Paper title:
Diffy: a Deja vu-Free Differential Deep Neural Network Accelerator
Problem to solve:
Modern deep neural networks have great amount of computation and date transfer, and many accelerators target on such high computational and data supply demands. Taking advantage of the computation structure, the data reuse, the static and dynamic ineffectual value content, and the precision requirements of DNNs, the target of this paper is to build a accelerator minimizing the computation and data transfer of DNNs without losing accuracy.
Major contribution:
Experimentally shows that DNNs for Computational Imaging exhibit high spatial correlation in their runtime-calculated value stream.
Presenting Diffy, a practical hardware accelerator that exploits this spatial correlation to transparently reduce the number of bits needed to store the network’s values on- and off-chip, and the computations that need to be performed.
The paper first analyses the information entropy of activations and conditional entropy of activation knowing adjacent prefix activations along x axis, and the entropy of delta between activations and adjacent prefix, showing that using delta encoding can efficiently compress the activations both in on-chip and off-chip.
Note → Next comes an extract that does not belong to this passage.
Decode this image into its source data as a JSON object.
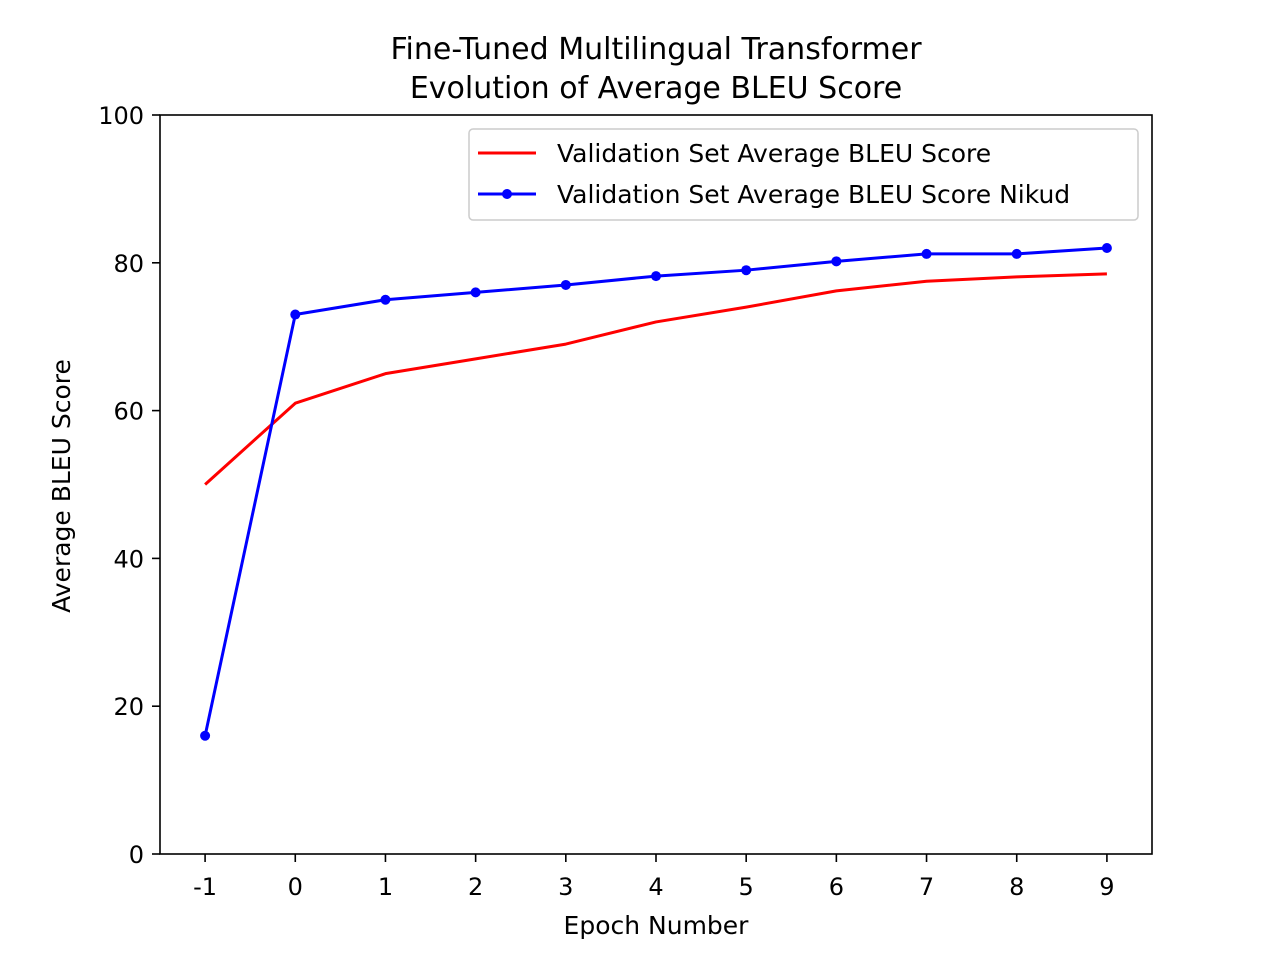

Further, the paper propose a computing methods for convolution layers using delta values of input feature maps, based on the Bit-Pragmatic accelerator, which process activations “bit”-serially, one effectual term at a time in modified Booth encoding. The paper shows that delta values have less effectual terms than original activations, resulting in speeds up in computation.
Finally the paper experimentally study some typical DNNs to evaluation the proposed accelerator architecture, achieving significant performance improving.
Lessons learnt:
It is possible to achieve lossless compression and computation speed up in DNNs. Delta encoding is one of the simplest encoding, but it can be used in computing unit, and achieved significant improvement. It may be possible to introduce other lossless or lossy encoding methods and corresponding computation units, and achieve more improvement.
The paper uses Bit-Pragmatic computation architecture, which can take adventure of delta encoding, e.g. less effectual term in encoded activations. Without such methods the computation speedup can’t be achieved.